Bir millet düşünün. Yeterli ve sağlıklı beslenilemiyorsa yani sağlıklı gıdaya ve sağlıklı suya ulaşılamıyorsa bu hayati konunun temelinde neler olduğu hususu araştırılıp sorun çözülmelidir.

Bu çalışmanın da yapılması için iyi niyetle, sağ duyu ile konuya yaklaşılıp, ilgili kurum ve kuruluşlar arası bir koordinasyon ağı kurulup sürdürülebilirliği olan çalışmalar planlanmalı, uygulamaya geçilmelidir. Peki soralım bakalım bizde durum nedir, nasıldır;

1) Tüketicimizin yeterince beslenmesi için ihtiyacı olan gıdaya erişebilmesi için ekonomik hali müsait midir?

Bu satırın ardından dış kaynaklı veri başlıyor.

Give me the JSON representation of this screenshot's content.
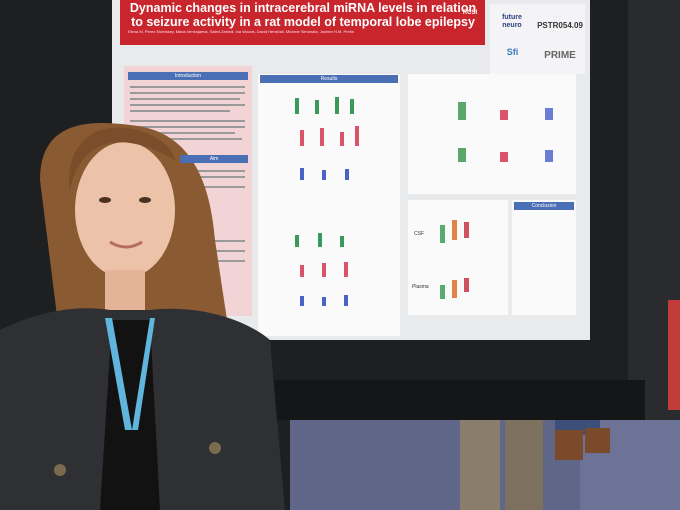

2) Üretici, aracı (pazarlamacı) sektör +tüketici üçgeninde resmi kurumlarımızın konuyla ilgili oto kontrol, takip mekanizmasını çalıştırabiliyor mu?

3) Çarşıda, pazarda, sabit yahut mobil durumdaki esnafın pazarladığı gıda maddesi çeşitleri üzerinde duyusal-fiziksel- bakteriyel, kimyasal bakımlardan analizleme ve değerlendirme işlemleri yapılıyor mu?

4) İmalattan tüketime kadar olan üretim-tüketim ilişkileri boyutunda gıdaların ruhsatlı mı, merdiven altı mı olduğu hususlarında gerekenler yapılıyor mu?

5) Bir örnek olarak; 2.500.000 mertebesinde nüfusa sahip Antalya kenti dikkate alındığında, şehir merkezi dahil, Gazipaşa'dan Kaş ilçemize kadar olan alanda; gıda mevzuatı (tüzük ve ilgili yönetmelik düzeyinde) gerekli oranlarda numune alınıyor mu? gıda üretiminden tüketimine kadar olan pazarlama alanları vb. ortamlarda gerekli olan denetim mekanizması ne ölçüdedir?

6) Yukarıda verilen nüfus yüzdesine göre aylık kaç adet gıda numunesi alındığı Hıfzıssıhha enstitüleri ve halk sağlığı laboratuvarları kapatıldığına göre alınan gıda numunelerinin hangi laboratuvarlarda yapıldığı, kaç tanesinin GMT ne uygun, kaçının GMT ne aykırı olduğu ile ilgili olarak ilgili kurumlarımızda bir çalışmanın olup olmadığı?

7) Sebze, meyve, baklagil, buğday, arpa, hayvan yemi ve genelinin üretiminde kullanılan kimyasallar dikkate alındığında tüketilmeye (yenilmeye) hazır durumdaki gıdalarımızda kimyasal madde residüsünün bulunup bulunmadı? 8) Bütünüyle bu konularda halkımızın (tüketicinin) yasal dayanağı itibarıyla bilgi alma hakkı olduğuna göre; tükettiğimiz gıdalar ve içtiğimiz sular hakkında analiz raporları her ay kentimizin muhtelif noktalarında uygun zeminlere zapt edilerek halkımızı bilgilendirmeyi düşünüyor musunuz?

ÖZETTEN DE HAREKETLE: 

Devletin ilgili kurumu yahut kurumları olarak bu çalışmaları ifa etmek suretiyle halkımızın kimyasal terörden uzak; yeterli ve temiz gıdaya-suya erişmesini sağlamak, kurumlarımızın anayasal görevidir.